Hannibal waited for him to continue in that quiet therapist way he had. He didn’t step in to help Will finish their conversations. Will hated that sometimes, the way Hannibal would let him find his own way through sentences gone awry, gone too truthful for Will’s liking.
“I thought I saw a hand. Rising up from the water, like the mushroom farm. A white hand. The scalpel was just a coincidence.” Will finished buttoning his coat, still avoiding Hannibal’s eyes. He wasn’t crazy.
“A hand and a scalpel… rather reminds me of The Lady of the Lake. She bequeathed on Arthur Excalibur, and when he wielded it none could stand against him. He united Britain, they say, under one banner for the first time. I wonder what you could do with what you have been bequeathed.”
Will looked up. Hannibal’s face was impossible to read, half-amused, half… something that defied categorization. Perhaps it simply pinged too close to an echo in Will, and he couldn’t tell what he was seeing in Hannibal and what he just wanted to see in Hannibal.
“Take up drawing, clearly.” Will’s voice was quiet.
“You’d be a wonderful artist, Will.

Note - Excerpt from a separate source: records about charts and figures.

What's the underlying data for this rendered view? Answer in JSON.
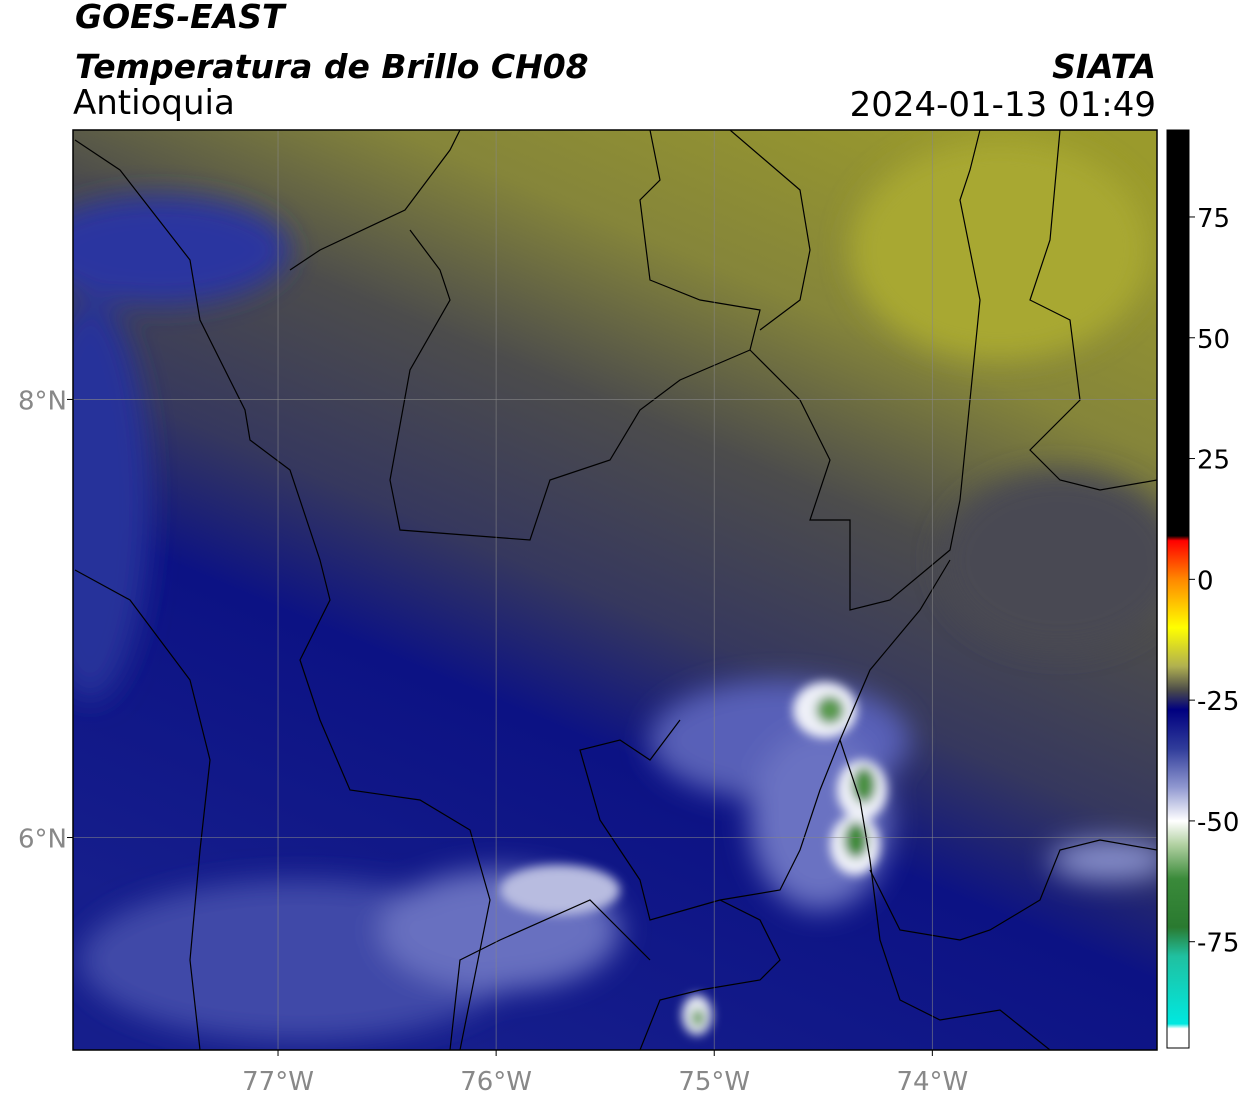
{
  "chart_data": {
    "type": "map",
    "title": "GOES-EAST",
    "subtitle": "Temperatura de Brillo CH08",
    "region": "Antioquia",
    "source": "SIATA",
    "timestamp": "2024-01-13 01:49",
    "xlim": [
      -77.94,
      -72.97
    ],
    "ylim": [
      5.03,
      9.23
    ],
    "xticks": [
      {
        "value": -77,
        "label": "77°W"
      },
      {
        "value": -76,
        "label": "76°W"
      },
      {
        "value": -75,
        "label": "75°W"
      },
      {
        "value": -74,
        "label": "74°W"
      }
    ],
    "yticks": [
      {
        "value": 6,
        "label": "6°N"
      },
      {
        "value": 8,
        "label": "8°N"
      }
    ],
    "grid": true,
    "colorbar": {
      "lim": [
        -97,
        93
      ],
      "ticks": [
        -75,
        -50,
        -25,
        0,
        25,
        50,
        75
      ],
      "colormap": [
        {
          "value": -97,
          "color": "#ffffff"
        },
        {
          "value": -93,
          "color": "#ffffff"
        },
        {
          "value": -92,
          "color": "#00e8e0"
        },
        {
          "value": -78,
          "color": "#20c0a0"
        },
        {
          "value": -72,
          "color": "#2a7a30"
        },
        {
          "value": -62,
          "color": "#3a8a3a"
        },
        {
          "value": -55,
          "color": "#b0d0a0"
        },
        {
          "value": -50,
          "color": "#ffffff"
        },
        {
          "value": -43,
          "color": "#9098d0"
        },
        {
          "value": -35,
          "color": "#303c9a"
        },
        {
          "value": -27,
          "color": "#000080"
        },
        {
          "value": -23,
          "color": "#4a4a4a"
        },
        {
          "value": -18,
          "color": "#b0b050"
        },
        {
          "value": -10,
          "color": "#ffff00"
        },
        {
          "value": 0,
          "color": "#ff8800"
        },
        {
          "value": 8,
          "color": "#ff0000"
        },
        {
          "value": 9,
          "color": "#000000"
        },
        {
          "value": 93,
          "color": "#000000"
        }
      ]
    }
  }
}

You have an eye for detail.”
Hannibal leaned through Will’s space to open the door. Was it conditioner or cologne that smelled that way? The blast of cold night air drove the traces of thoughts from Will’s mind before he could gather them together into a coherent whole.
“Goodnight, Will. Let me know if your hand bothers you.”
“Goodnight, Hannibal.”
He turned and walked down the steps with his hand cradled close to his chest. On the drive home his hand ached a little, but every pulse lit up the phantom pressure of fingers on his wrist, and Will didn’t think of the case all night.